Actually, that gets at a deeper point. The traditional model is that physical facts about the fictional world inform the overarching concepts, themes, and truth of the setting. Trophy's incursions and Sets reverse that: overarching concepts, themes, and truth inform physical facts about the fictional world.

There's a stereotype that the rules in less traditional RPGs are somehow looser and weaker, that because the players shape the story more they're by necessity less bound by the system. This is the cause of a lot of the poo-pooing of newer games by the longbeards of the scene, as if some players aren't tough enough to handle a strict and unforgiving ruleset.

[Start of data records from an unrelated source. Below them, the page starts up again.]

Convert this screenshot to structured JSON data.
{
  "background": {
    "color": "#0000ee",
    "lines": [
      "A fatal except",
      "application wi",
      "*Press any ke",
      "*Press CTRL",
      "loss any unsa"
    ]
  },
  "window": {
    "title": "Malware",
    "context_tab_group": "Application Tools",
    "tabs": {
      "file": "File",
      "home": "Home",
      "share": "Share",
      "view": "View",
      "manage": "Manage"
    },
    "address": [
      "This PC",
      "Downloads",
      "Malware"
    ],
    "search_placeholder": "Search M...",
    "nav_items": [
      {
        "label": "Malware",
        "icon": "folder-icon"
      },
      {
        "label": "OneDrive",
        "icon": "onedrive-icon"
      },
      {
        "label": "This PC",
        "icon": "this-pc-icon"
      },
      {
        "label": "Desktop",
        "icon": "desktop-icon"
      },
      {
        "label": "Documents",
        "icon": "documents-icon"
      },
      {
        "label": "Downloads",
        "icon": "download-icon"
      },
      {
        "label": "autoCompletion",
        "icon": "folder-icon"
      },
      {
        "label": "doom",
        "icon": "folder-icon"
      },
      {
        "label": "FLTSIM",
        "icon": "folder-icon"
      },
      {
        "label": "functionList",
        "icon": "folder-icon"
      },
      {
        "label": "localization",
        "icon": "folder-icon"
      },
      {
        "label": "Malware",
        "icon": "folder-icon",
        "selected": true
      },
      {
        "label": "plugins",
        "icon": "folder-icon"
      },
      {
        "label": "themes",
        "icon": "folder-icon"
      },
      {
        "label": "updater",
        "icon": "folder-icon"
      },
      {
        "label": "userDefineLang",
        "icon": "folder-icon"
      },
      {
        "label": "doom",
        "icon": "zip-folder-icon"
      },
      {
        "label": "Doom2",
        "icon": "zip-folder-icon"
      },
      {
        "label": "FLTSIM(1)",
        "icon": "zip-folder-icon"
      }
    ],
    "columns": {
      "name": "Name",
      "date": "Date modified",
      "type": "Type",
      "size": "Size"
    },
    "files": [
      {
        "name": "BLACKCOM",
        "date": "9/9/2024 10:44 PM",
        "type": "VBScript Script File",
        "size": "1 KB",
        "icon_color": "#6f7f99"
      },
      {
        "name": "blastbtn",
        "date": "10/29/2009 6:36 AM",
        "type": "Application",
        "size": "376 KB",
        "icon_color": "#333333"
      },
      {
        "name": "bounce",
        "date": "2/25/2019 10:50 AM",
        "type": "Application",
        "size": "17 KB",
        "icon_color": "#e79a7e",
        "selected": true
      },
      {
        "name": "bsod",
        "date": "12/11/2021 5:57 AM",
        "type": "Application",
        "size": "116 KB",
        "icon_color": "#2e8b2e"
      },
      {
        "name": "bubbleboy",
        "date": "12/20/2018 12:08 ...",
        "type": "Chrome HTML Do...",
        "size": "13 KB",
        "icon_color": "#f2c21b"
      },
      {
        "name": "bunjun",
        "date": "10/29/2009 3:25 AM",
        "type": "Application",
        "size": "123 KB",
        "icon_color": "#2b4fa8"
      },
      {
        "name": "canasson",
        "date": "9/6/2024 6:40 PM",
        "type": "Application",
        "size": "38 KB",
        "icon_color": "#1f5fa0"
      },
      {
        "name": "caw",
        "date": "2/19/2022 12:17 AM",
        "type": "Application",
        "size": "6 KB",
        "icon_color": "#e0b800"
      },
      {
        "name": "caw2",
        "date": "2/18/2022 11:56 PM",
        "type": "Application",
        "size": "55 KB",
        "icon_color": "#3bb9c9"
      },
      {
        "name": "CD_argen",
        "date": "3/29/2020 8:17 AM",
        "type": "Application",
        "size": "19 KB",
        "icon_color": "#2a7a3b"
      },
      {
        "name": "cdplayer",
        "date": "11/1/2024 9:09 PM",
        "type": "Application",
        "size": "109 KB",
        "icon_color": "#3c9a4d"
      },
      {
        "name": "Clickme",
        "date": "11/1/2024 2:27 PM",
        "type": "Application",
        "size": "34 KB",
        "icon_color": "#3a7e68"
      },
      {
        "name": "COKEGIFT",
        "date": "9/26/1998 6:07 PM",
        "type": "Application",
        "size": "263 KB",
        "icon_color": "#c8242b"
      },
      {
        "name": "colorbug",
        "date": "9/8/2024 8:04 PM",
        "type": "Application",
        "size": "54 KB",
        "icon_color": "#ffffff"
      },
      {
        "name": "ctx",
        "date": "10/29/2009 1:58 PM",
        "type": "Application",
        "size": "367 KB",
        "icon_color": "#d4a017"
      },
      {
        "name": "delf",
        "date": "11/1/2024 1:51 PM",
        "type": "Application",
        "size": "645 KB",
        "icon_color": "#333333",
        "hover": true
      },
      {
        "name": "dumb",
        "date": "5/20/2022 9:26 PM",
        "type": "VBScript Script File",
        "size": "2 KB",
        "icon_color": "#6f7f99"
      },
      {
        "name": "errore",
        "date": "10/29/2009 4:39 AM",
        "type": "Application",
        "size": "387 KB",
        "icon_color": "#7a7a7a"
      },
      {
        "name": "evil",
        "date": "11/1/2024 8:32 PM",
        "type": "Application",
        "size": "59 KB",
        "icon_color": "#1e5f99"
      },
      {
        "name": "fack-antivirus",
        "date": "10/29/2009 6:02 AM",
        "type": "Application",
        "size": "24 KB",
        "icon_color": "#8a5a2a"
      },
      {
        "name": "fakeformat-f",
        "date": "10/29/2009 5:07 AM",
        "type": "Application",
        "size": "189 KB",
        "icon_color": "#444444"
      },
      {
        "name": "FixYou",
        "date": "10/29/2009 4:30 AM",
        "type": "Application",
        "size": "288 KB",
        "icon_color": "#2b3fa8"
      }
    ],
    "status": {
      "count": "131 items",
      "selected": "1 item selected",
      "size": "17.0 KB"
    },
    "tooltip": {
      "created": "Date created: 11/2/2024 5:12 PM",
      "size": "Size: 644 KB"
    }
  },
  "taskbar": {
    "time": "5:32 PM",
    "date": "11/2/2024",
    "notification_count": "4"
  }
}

I think this view is completely backwards. At least in the case of Trophy Gold, the rules are often far less flexible than in your average dungeon crawler. If a roll of the dice says that you take consequences, there's no arguing for a way out. The fiction bends to the rules

About those dice. There are only three kinds of roll in Trophy Gold, and each of them is genius. As with the breakdown of incursions into Sets, the game has sliced through dungeon-crawling play at the joints and carved out the three things that treasure-hunters are always up to:
  1. Poking around and looking for interesting things (the Hunt roll)
  2. Doing dangerous stuff to accomplish their goals (the Risk roll)
  3. Fighting terrible foes (the Combat roll)
I mean, that's pretty much dungeon-crawling in a nutshell, right? Anything that has a success and failure state--that is, anything that would require a roll of the dice in a traditional game--can readily be plopped into one of those three buckets. I've occasionally seen inexperienced Trophy GMs make a roll outside the triptych, and the game is almost always the worse for it.

I won't belabor how the various rolls actually work. Buy the game! Suffice it to say, the mechanics ensure that players get meaningful choices by default, and when they suffer consequences it's always because of those choices. How many RPGs can say the same?

Making the leap from dragon game successors to Trophy is no mean feat. I credit my success to the excellent how-to videos by Trophy publisher Jason Cordova, whose Sixth Ring podcast is another great resource. It's undeniable that playing a game like this requires a new mindset. It's an entirely different frame around role-playing; a different angle from which to examine this hobby of ours.

My reaction: "You can do THAT? This was possible all along?"